Copom inicia ciclo de cortes na Selic, mas incertezas globais ditam rumos do mercado financeiro brasileiro
O Comitê de Política Monetária (Copom) do Banco Central (BC) decidiu, de forma unânime, reduzir a taxa Selic em 0,25 ponto percentual, saindo de 15% para 14,75% ao ano. Esta marca o início de um ciclo de flexibilização monetária, em linha com as expectativas do mercado, que já precificava essa movimentação.
No entanto, apesar da decisão ter sido amplamente esperada, os investidores agora direcionam seu foco para o cenário externo, que se mostra cada vez mais volátil, e para os próximos passos da política monetária em meio a dados recentes de inflação e atividade econômica que trouxeram surpresas altistas.
A comunicação do Copom destacou a elevação da incerteza no ambiente internacional, especialmente devido aos conflitos no Oriente Médio, exigindo cautela de países emergentes. Essa preocupação com o exterior pode acabar ofuscando o impacto inicial do corte de juros na bolsa brasileira.
Ibovespa: Reação Moderada e Influência Externa
O economista Rafael Rondinelli, da Mag Investimentos, avalia que, embora o início do corte dos juros seja um fator positivo, a bolsa brasileira, representada pelo Ibovespa, não deve apresentar grandes movimentos de alta no curto prazo. A performance do índice EWZ, um fundo que replica o desempenho das principais ações brasileiras no exterior, que recuou 0,46% após o fechamento do pregão regular com queda de 1,25%, já sinaliza essa tendência de cautela.
Na quarta-feira (18), o Ibovespa já havia encerrado o dia com uma leve queda de 0,43%, terminando aos 179.639,91 pontos.
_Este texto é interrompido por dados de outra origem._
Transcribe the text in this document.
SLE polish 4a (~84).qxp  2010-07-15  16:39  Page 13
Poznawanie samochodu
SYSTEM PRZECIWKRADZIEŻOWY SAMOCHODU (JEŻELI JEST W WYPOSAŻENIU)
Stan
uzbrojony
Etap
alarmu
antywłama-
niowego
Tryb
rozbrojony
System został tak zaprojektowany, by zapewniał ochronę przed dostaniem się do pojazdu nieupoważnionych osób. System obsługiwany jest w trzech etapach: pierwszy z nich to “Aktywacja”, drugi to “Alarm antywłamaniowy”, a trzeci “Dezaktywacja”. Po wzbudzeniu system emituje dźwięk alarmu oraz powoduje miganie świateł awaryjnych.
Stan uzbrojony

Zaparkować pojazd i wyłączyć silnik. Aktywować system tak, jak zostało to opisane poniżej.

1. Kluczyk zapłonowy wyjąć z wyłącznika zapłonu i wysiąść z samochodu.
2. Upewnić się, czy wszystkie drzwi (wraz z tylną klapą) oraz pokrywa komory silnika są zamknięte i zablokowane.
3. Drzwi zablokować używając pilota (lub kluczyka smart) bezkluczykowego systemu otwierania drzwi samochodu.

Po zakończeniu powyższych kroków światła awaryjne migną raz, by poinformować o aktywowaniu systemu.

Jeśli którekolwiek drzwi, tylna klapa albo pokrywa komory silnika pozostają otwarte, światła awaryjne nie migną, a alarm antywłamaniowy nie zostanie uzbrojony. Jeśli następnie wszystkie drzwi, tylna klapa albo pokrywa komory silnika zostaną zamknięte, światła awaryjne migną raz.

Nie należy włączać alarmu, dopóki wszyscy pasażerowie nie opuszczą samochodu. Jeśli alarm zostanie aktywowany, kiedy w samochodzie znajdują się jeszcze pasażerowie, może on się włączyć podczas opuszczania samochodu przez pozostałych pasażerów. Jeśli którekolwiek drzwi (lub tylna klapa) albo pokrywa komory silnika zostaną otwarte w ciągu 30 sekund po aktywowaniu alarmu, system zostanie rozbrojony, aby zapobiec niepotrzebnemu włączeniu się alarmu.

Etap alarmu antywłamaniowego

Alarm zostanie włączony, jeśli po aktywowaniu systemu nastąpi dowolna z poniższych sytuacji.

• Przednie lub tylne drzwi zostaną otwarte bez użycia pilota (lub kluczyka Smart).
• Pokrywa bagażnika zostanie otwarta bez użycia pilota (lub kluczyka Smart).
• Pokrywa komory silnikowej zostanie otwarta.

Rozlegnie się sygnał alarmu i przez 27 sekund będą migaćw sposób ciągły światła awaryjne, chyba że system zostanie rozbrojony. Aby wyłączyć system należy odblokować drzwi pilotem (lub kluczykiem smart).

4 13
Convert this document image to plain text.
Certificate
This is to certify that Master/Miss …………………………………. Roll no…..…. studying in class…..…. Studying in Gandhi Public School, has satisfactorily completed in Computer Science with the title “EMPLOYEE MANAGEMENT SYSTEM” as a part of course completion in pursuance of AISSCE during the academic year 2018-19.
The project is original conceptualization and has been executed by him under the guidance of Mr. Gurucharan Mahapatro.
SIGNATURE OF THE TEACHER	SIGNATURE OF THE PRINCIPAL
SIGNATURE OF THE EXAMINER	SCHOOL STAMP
Essa performance sugere que o mercado já estava assimilando a decisão do Copom, mas que os fatores externos continuarão a ser os principais impulsionadores do desempenho do índice.
Juros Futuros: Steepening na Curva e Vigilância com a Inflação
A equipe da Warren Rena projeta um movimento moderado de steepening na curva de juros, que se refere à abertura da diferença entre as taxas de juros de curto e longo prazos. Essa expectativa se baseia no fato de que o comunicado do Copom não alterou significativamente o cenário, mesmo diante de dados recentes de inflação e atividade econômica que vieram acima do esperado.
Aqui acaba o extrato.